ROME (Reuters) - The conflict in Gaza has caused serious damage to crops, herds and fishing as well as greenhouses and irrigation systems, bringing food production to a halt and sending prices sharply higher, the United Nations food body said on Thursday.
The Rome-based Food and Agriculture Organization (FAO) said in a statement that virtually the entire local population of about 1.8 million was dependent on food aid and significant long term help would be needed for local farms to recover.
Ciro Fiorillo, head of FAO's office in the West Bank and Gaza Strip, said specialists had been able to make a series of field visits to the coastal Palestinian enclave to prepare a detailed assessment of the damage during the latest ceasefire.
He said bomb damage, water and electricity shortages and financial problems, as well as the uncertainty about a possible resumption of military activities had caused major problems.
"Under the most recent ceasefire many farmers and herders are now able to access their lands, however resumption of food production faces serious obstacles", he said.
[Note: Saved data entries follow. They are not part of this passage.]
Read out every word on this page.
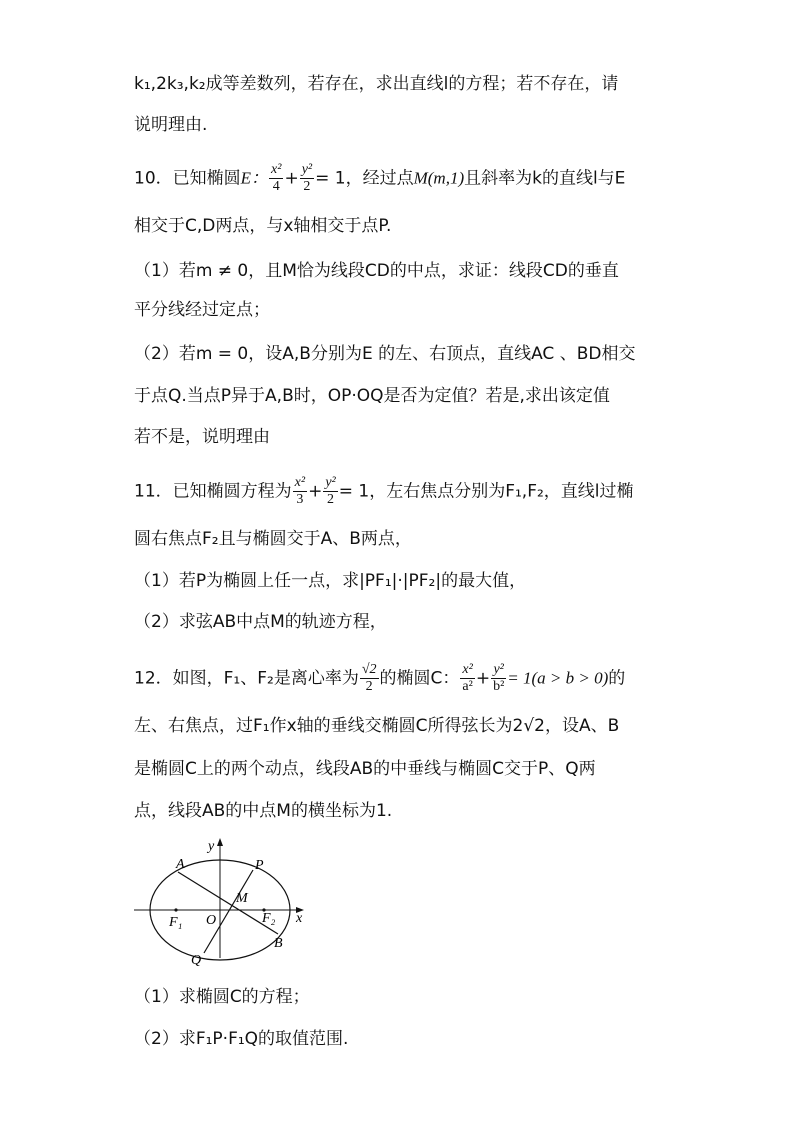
k₁,2k₃,k₂成等差数列，若存在，求出直线l的方程；若不存在，请
说明理由.
10．已知椭圆E： $\frac{\text{x²}}{4} + \frac{\text{y²}}{2} = 1$，经过点M(m,1)且斜率为k的直线l与E
相交于C,D两点，与x轴相交于点P.
（1）若m ≠ 0，且M恰为线段CD的中点，求证：线段CD的垂直
平分线经过定点；
（2）若m = 0，设A,B分别为E 的左、右顶点，直线AC 、BD相交
于点Q.当点P异于A,B时，OP·OQ是否为定值？若是,求出该定值
若不是，说明理由
11．已知椭圆方程为 $\frac{\text{x²}}{3} + \frac{\text{y²}}{2} = 1$，左右焦点分别为F₁,F₂，直线l过椭
圆右焦点F₂且与椭圆交于A、B两点，
（1）若P为椭圆上任一点，求|PF₁|·|PF₂|的最大值，
（2）求弦AB中点M的轨迹方程，
12．如图，F₁、F₂是离心率为 $\frac{√2}{2}$ 的椭圆C： $\frac{\text{x²}}{\text{a²}} + \frac{\text{y²}}{\text{b²}} = 1(a > b > 0)$的
左、右焦点，过F₁作x轴的垂线交椭圆C所得弦长为2√2，设A、B
是椭圆C上的两个动点，线段AB的中垂线与椭圆C交于P、Q两
点，线段AB的中点M的横坐标为1.
y
x
A	P
M
O
F₁	F₂
B
Q
（1）求椭圆C的方程；
（2）求F₁P·F₁Q的取值范围.
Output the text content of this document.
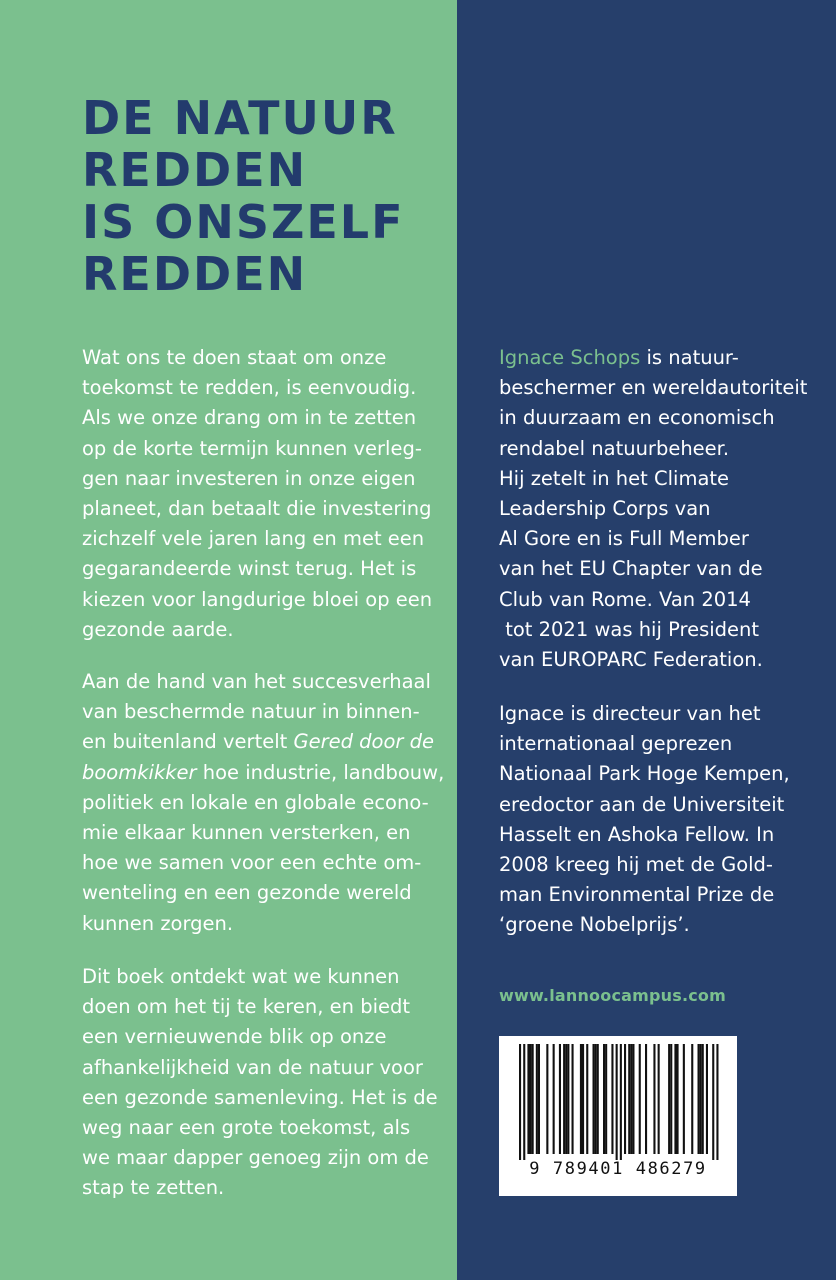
DE NATUUR
REDDEN
IS ONSZELF
REDDEN

Wat ons te doen staat om onze
toekomst te redden, is eenvoudig.
Als we onze drang om in te zetten
op de korte termijn kunnen verleg-
gen naar investeren in onze eigen
planeet, dan betaalt die investering
zichzelf vele jaren lang en met een
gegarandeerde winst terug. Het is
kiezen voor langdurige bloei op een
gezonde aarde.

Aan de hand van het succesverhaal
van beschermde natuur in binnen-
en buitenland vertelt Gered door de
boomkikker hoe industrie, landbouw,
politiek en lokale en globale econo-
mie elkaar kunnen versterken, en
hoe we samen voor een echte om-
wenteling en een gezonde wereld
kunnen zorgen.

Dit boek ontdekt wat we kunnen
doen om het tij te keren, en biedt
een vernieuwende blik op onze
afhankelijkheid van de natuur voor
een gezonde samenleving. Het is de
weg naar een grote toekomst, als
we maar dapper genoeg zijn om de
stap te zetten.

Ignace Schops is natuur-
beschermer en wereldautoriteit
in duurzaam en economisch
rendabel natuurbeheer.
Hij zetelt in het Climate
Leadership Corps van
Al Gore en is Full Member
van het EU Chapter van de
Club van Rome. Van 2014
tot 2021 was hij President
van EUROPARC Federation.

Ignace is directeur van het
internationaal geprezen
Nationaal Park Hoge Kempen,
eredoctor aan de Universiteit
Hasselt en Ashoka Fellow. In
2008 kreeg hij met de Gold-
man Environmental Prize de
‘groene Nobelprijs’.

www.lannoocampus.com
9 789401 486279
Food prices have shot up for many items since the start of hostilities, with egg prices up 40 percent, potatoes up 42 percent and tomatoes up as much as 179 percent.
FAO said there had been substantial direct damage to the 17,000 hectares of croplands in Gaza and the area had lost around half its population of poultry either through direct hits on shelters or by lack of feed or water.
Around 64,000 sheep and goats needed feed and water, while the fishing sector had lost 234.6 tonnes of potential catch in from July 9-Aug. 10, around 9.3 percent of the annual catch.
According to FAO, some 19,000 people in Gaza rely on farming for their livelihoods, with a further 6,000 living from livestock raising and another 3,600 dependent on fishing.
It said it could begin distributing fodder to sheep and goats as well as 4,000 water tanks as soon as a permanent ceasefire was established.
Israel and Hamas militants, who control Gaza, extended a three-day truce on Wednesday by a further five days to give Egyptian mediators more time to try to secure a peace deal.
Israeli forces launched an offensive against the Gaza Strip on July 8 with the declared aim of halting rocket fire out of the territory. It later sent in its ground forces to destroy a large network of infiltration tunnels.
It pulled its troops out of Gaza last week, but efforts to agree to a permanent ceasefire have so far failed.